Coppers reclaimed correlation with emerging markets equities may limit its prospects in 2014

Written by Devangi Gandhi | Mumbai | Updated: Jan 2 2014, 18:12pm hrs
Although speculation around the US Federal Reserves decision to scale back liquidity weighed on the entire commodities pack since the second half of 2013, it resulted in copper reinventing its strong association with the economic activity in emerging markets (EMs).

The base metal, which is regarded as the barometer of economic growth through its consumption in crucial industries, reestablished its strong correlation with the emerging market equities as the latter underperformed their developed market counterparts. For the year, the MSCI world index, representing the developed markets, rallied as much as 24%, on the back of renewed hope of an economic turnaround in these countries.

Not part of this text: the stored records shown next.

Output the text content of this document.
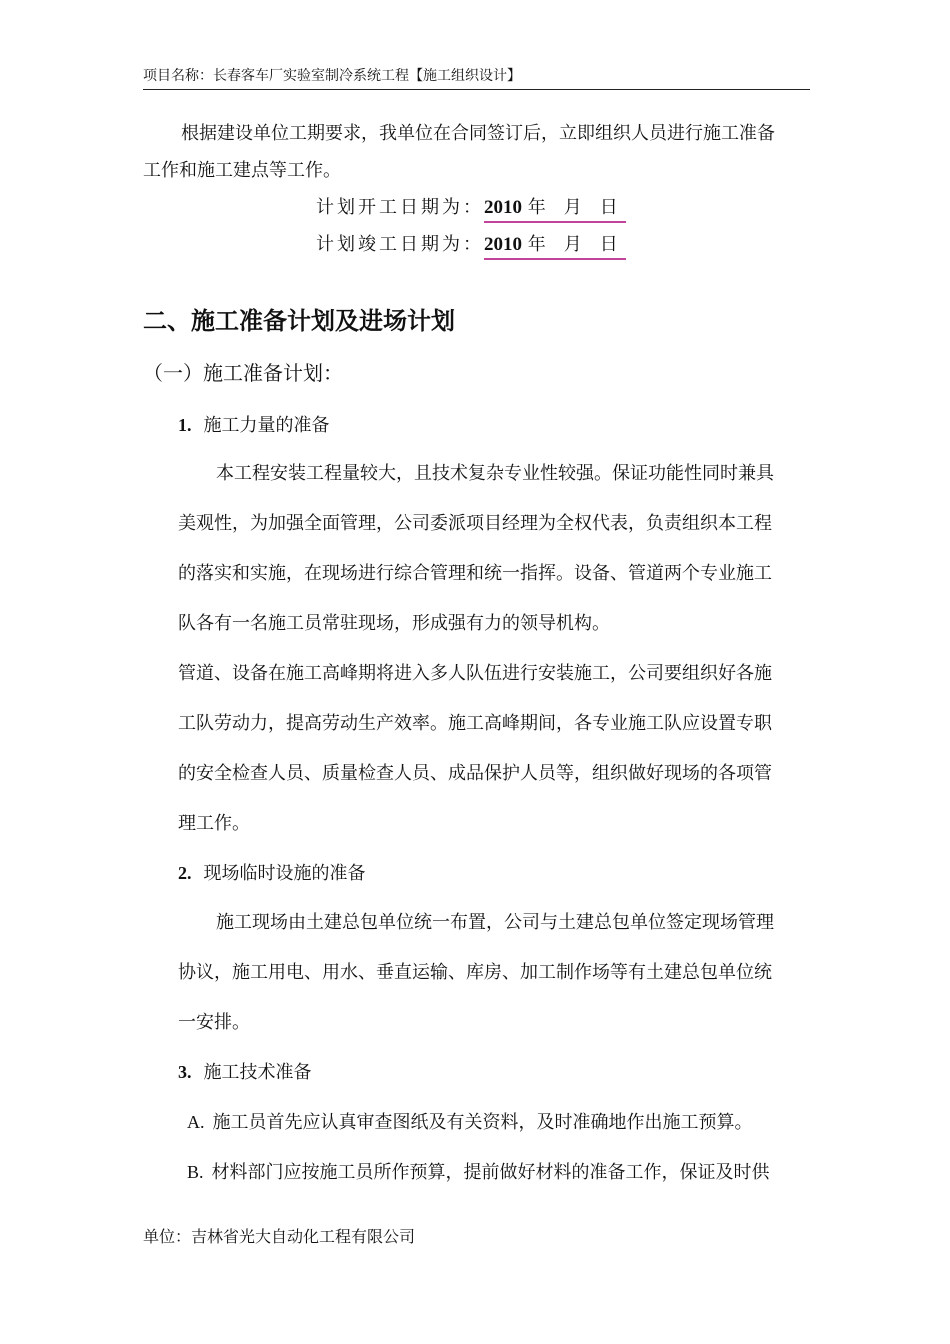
项目名称：长春客车厂实验室制冷系统工程【施工组织设计】
根据建设单位工期要求，我单位在合同签订后，立即组织人员进行施工准备
工作和施工建点等工作。
计划开工日期为：2010 年 月 日
计划竣工日期为：2010 年 月 日
二、施工准备计划及进场计划
（一）施工准备计划：
1. 施工力量的准备
本工程安装工程量较大，且技术复杂专业性较强。保证功能性同时兼具
美观性，为加强全面管理，公司委派项目经理为全权代表，负责组织本工程
的落实和实施，在现场进行综合管理和统一指挥。设备、管道两个专业施工
队各有一名施工员常驻现场，形成强有力的领导机构。
管道、设备在施工高峰期将进入多人队伍进行安装施工，公司要组织好各施
工队劳动力，提高劳动生产效率。施工高峰期间，各专业施工队应设置专职
的安全检查人员、质量检查人员、成品保护人员等，组织做好现场的各项管
理工作。
2. 现场临时设施的准备
施工现场由土建总包单位统一布置，公司与土建总包单位签定现场管理
协议，施工用电、用水、垂直运输、库房、加工制作场等有土建总包单位统
一安排。
3. 施工技术准备
A. 施工员首先应认真审查图纸及有关资料，及时准确地作出施工预算。
B. 材料部门应按施工员所作预算，提前做好材料的准备工作，保证及时供
单位：吉林省光大自动化工程有限公司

However, the benchmark copper prices reflected the lower delta of economic growth in emerging market countries like China, which are regarded as the key driver of copper consumption in the last couple of years. It is not surprising then that the spot copper prices on London Metals Exchange (LME) lost nearly 7% of its value in the year, reflecting its strong correlation with the MSCI emerging market index that declined 5% in the period.

For the last one decade, the correlation between these two parameters stands at a strong 94%, while that between copper prices and the MSCI world index remains at a healthy 71%. During this 10-year period, copper has always acted as a lead indicator of the global economy and at least on five instances, it headed the recovery in equity

markets, including the turnaround in markets in March 2009.

If this strong link continues in 2014, emerging market equities may be looking at limited gains, given that market experts are not very upbeat on a recovery in copper prices.

Barclays says while copper prices are trading at more than 20% below where they were when business confidence was last this strong, the gap is unlikely to close just yet given a large number of short-term negatives, including a still sluggish outlook for the global economy, with big concerns around the outlook in key commodity consumers, such as China, Brazil and India.

Some point out that although a gradual improvement in the global economy may bode well for consumption of some of the key base metals that have witnessed strong surpluses since 2008 crisis, the supply overhang for copper may extend

in 2014.

Unlike metals like Nickle and zinc that have started facing supply side issues, copper oversupply is likely to sustain in 2014. In addition, a sustained outflow from commodities as an asset class and a strengthening US dollar are seen acting as two key negatives for the global prices even as domestic prices would continue to be steered by the rupee, said a senior official with one of the domestic commodity brokerages. On Tuesday, the LME spot closed at $ 7375.75 per tonne while the MCX spot price stood at Rs 463.50 per Kg in Wednesday, depicting a more than 5% gain in the year.

According to the latest projections by ICSG (International Copper Study Group) , world production of refined copper in 2013 is expected to exceed demand for refined copper by about 390,000 tonne, as demand will lag the growth in production. ICSG expects world apparent refined demand in 2013 to remain unchanged from that in 2012. For 2014, while a recovery in usage is anticipated, a higher surplus is expected with increased output from new and existing mines.